Abstract

AbstractClose‐Ups and Long Shots: Perspectives on Time in the History of Science. In the last decade, historians of science have shown a growing interest in the question of time. Especially when looking at the huge amount of valuable work performed within the methodological frames of microhistory, experimental and social history of science, the question has come up how to re‐integrate ‘longue‐durée‐perspectives’ into historiography of science. The Society for History of Science has dedicated its 45th symposion (1 to 3 Mai 2008) in Halle to this question. This introduction deals with the problems of different and may be incommensurable modes of ‘being‐in‐time’. How can different perspectives on time be combined, how can “close‐ups”, together with “long shots” (Gianna Pomata) make sense in the history of science?
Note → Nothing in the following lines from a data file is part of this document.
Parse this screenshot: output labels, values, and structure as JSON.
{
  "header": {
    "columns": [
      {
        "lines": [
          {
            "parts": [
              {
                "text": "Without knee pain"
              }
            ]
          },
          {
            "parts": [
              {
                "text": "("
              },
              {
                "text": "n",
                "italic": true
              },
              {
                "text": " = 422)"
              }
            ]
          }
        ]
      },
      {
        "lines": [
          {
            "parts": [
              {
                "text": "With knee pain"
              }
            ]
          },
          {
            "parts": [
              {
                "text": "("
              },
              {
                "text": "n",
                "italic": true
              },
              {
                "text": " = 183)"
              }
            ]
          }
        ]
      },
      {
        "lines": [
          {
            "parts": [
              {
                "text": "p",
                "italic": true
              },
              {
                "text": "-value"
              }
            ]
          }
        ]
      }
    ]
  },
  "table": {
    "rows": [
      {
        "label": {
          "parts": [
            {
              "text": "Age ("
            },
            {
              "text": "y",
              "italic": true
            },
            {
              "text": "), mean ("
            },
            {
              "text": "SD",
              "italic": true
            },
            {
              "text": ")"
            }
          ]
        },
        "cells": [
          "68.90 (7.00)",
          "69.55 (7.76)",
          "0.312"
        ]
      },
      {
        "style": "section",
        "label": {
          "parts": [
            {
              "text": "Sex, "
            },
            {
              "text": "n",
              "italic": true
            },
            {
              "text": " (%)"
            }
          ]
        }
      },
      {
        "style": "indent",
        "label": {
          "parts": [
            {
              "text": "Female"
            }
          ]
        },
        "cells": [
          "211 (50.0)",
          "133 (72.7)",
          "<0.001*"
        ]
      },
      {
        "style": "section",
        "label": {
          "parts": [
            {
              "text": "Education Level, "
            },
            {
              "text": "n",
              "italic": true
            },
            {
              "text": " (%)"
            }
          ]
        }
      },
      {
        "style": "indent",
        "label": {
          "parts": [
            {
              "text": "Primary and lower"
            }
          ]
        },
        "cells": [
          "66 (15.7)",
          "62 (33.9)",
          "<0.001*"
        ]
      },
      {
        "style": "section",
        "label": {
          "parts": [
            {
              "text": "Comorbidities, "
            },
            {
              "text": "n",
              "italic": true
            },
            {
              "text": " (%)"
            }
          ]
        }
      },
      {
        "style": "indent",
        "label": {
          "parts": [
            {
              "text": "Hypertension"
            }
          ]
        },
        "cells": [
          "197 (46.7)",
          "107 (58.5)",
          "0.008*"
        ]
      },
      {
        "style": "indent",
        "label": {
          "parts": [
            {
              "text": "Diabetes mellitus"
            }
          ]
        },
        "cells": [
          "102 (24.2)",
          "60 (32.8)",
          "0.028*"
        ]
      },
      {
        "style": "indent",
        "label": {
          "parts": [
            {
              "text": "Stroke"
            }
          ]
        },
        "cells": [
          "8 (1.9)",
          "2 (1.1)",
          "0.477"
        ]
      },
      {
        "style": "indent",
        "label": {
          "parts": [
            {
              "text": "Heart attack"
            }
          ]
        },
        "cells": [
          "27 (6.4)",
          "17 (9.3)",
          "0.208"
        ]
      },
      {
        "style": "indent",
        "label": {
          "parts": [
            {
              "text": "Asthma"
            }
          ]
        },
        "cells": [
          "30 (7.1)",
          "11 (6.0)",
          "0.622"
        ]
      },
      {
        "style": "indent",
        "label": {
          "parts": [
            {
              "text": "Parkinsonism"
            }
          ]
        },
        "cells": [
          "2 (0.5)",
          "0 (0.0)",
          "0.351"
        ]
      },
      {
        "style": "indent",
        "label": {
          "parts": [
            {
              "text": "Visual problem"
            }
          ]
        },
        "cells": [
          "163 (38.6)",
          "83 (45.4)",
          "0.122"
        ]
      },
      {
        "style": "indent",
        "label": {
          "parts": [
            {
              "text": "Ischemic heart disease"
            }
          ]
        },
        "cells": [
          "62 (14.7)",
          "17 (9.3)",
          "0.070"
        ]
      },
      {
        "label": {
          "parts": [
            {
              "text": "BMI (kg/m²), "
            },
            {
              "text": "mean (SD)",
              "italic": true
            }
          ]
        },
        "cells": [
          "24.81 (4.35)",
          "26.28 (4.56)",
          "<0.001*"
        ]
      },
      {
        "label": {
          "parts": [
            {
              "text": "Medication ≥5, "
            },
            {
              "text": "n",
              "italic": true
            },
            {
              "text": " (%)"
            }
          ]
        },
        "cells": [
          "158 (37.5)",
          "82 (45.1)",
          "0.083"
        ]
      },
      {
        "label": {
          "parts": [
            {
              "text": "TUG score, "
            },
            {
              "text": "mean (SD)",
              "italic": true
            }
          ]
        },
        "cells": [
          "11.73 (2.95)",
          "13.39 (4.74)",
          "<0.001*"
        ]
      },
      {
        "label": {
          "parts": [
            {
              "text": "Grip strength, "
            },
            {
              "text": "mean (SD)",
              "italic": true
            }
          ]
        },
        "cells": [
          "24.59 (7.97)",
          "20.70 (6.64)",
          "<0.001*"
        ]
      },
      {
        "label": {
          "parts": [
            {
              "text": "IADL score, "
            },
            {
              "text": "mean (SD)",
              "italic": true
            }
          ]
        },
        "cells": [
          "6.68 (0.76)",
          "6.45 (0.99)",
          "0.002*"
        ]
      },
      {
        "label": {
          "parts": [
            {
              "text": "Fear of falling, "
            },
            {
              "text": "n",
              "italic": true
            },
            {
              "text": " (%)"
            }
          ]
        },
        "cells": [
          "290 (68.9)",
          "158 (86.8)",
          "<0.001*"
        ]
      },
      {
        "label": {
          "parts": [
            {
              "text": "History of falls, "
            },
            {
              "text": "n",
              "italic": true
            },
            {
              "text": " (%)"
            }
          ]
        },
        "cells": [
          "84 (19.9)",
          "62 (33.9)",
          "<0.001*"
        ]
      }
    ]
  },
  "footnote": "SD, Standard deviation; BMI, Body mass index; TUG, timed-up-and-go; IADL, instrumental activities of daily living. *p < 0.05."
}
The quest for a narrative transporting the simultaneity of the non‐simultaneous, or, as Koselleck's “Zeitschichten” could be translated, of different layers of time, may start with a criticism of the homogeneous and empty time (Benjamin) and its colonizing connotations, or, with re‐examining historiographical concepts of discontinuity (e.g. scientific revolutions, breaks, eras and epochs) and their relationship to concepts of continuity. Recent accounts in the history of science have insisted on the non‐disposability (Unverfügbarkeit) of historical events, on their contingency. And this is possibly an effect of the different time‐structures of the objects of historiography.